さて、2年前の2月18日に福島県立大野病院の産婦人科医は福島県警に不当逮捕されました。1年前の同じ日に抗議の意味をこめて、拙ブログでも以下の記述を行いました。
『我々は福島事件で逮捕された産婦人科医の無実を信じ支援します。』昨年の2月18日、福島県立大野病院産婦人科医の先生が福島県警に逮捕拘留されました。逮捕のきっかけとなった事故は当時29歳の妊婦さんが全前置胎盤のため帝王切開にて分娩したところ、不幸にも前回の帝切の切開線にかからない後壁付着の癒着胎盤となっており、当該医師はその時点で考え得る最善を尽くされましたが、妊婦さんは術中突然おこった致死性不整脈により亡くなられたというものです。
福島県立大野病院はこの事故のあと、外部の人間も含めて事故報告書を作成しており、当該医師についても行政処分をおこなっております。しかし、逃亡の恐れ、証拠隠滅の恐れという考えもつかないような理由により、その産婦人科医の先生は福島県警に逮捕拘留され、業務上過失致死、医師法違反にて刑事起訴されています。その、第1回公判が先程開かれておりますが....拙ブログでも、この事故については予見が不可能であること、胎盤を剥離することは適切な処置であること、大出血に際しても考え得る適切な処置を行っていることなどから、過失は存在しないと考えております。
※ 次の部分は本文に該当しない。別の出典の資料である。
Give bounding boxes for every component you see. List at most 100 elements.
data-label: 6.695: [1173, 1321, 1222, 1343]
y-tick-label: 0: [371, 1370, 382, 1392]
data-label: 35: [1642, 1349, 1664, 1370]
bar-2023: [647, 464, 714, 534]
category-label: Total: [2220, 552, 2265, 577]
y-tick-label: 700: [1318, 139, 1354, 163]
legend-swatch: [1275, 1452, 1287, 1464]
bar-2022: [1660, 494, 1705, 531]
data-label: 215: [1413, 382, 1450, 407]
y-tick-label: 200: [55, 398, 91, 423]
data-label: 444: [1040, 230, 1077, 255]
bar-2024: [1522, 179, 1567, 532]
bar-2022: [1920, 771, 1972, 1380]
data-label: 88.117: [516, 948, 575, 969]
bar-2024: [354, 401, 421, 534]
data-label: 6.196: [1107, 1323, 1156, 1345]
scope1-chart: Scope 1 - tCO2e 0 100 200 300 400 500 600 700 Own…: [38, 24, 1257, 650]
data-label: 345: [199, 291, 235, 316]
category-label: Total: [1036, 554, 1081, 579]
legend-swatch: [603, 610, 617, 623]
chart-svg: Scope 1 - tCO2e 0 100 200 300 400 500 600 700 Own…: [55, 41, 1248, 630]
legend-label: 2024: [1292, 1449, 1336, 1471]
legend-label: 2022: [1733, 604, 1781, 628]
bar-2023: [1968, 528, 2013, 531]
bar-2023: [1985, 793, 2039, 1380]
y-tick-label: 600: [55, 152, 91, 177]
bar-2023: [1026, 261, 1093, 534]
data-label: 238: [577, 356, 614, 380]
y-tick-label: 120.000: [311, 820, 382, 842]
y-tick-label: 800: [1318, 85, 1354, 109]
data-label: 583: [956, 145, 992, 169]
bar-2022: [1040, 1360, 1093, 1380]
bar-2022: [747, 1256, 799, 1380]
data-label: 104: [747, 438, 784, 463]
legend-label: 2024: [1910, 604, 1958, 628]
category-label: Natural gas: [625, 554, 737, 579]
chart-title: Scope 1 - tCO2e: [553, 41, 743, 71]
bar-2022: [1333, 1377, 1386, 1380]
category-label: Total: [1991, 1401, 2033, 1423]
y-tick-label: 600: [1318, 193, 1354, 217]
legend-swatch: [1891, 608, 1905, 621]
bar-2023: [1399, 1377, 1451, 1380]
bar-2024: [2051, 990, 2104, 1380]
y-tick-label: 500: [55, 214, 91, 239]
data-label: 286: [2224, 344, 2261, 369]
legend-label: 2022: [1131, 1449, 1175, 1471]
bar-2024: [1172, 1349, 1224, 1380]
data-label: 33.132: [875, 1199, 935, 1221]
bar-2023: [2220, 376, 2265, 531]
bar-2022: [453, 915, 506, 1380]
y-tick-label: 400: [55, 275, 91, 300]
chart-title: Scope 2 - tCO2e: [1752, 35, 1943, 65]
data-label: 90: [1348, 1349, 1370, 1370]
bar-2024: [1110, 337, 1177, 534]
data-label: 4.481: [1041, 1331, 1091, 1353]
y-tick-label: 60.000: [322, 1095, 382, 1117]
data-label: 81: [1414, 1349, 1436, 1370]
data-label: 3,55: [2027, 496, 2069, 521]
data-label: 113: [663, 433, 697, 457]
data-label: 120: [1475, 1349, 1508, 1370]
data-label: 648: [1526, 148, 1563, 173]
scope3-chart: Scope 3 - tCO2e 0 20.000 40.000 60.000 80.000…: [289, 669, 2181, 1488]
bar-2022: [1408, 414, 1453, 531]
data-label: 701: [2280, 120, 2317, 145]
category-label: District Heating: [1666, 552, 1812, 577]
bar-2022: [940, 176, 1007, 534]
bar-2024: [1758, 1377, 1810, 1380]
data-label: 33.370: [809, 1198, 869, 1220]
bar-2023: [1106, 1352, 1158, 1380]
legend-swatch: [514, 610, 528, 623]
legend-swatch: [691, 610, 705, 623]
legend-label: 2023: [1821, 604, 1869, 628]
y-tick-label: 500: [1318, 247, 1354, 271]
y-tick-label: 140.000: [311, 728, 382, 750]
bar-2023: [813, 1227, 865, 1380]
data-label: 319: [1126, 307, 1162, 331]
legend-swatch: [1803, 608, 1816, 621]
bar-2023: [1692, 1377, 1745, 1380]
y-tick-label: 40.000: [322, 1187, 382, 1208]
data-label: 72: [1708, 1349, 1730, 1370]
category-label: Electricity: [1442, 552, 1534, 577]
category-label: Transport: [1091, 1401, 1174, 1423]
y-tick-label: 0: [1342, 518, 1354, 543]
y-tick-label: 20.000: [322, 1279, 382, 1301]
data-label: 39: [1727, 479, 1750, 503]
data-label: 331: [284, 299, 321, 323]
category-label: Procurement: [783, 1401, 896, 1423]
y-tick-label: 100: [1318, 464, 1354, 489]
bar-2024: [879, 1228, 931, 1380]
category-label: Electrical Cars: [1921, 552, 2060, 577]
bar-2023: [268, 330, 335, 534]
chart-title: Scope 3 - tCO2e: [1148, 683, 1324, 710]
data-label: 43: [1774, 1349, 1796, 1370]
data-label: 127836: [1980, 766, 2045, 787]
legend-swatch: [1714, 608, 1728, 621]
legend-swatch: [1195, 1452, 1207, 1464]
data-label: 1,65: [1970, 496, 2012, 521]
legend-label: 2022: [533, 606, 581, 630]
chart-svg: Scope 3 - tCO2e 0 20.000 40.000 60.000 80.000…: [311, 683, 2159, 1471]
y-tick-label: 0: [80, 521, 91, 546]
また、異状死体の届出義務を記した医師法第21条に抵触するとの起訴理由については、そもそも異状死体の定義について現在定まったものがないこと、また、事故後当該医師は大野病院院長と協議しており、届け出義務は当該医師にはなく、院長にあったものと考えます。そして、1年後の本日。この不当な逮捕を風化させないためにも、取り上げたいと思います。
1年前の本日、福島県警は福島県立大野病院産婦人科医師を不当に逮捕、拘留しました。これは、極めて強権的で許すべき行為ではありません!
現在、この刑事事件の公判は進行中で、被告の先生に対して有利に進められていますが、この先生の被った痛手は消え去るものではないと思います。また、日本の医療界に与えた影響は計り知れないものがあり、この逮捕により地域の病院でどれだけの医師が萎縮したか...。考えると空恐ろしいものがあります。
正当な医療行為の中で生じた残念な医療事故。これに対しては、刑事的な処罰をもってのぞむべきではありません!ましてや、警察に捕えられ反論の自由を奪われるということが、どれだけ不当なことか!
再び掲げます。『我々は福島事件で逮捕された産婦人科医の無実を信じ支援します。』ご賛同くださる方々の書き込みを歓迎します。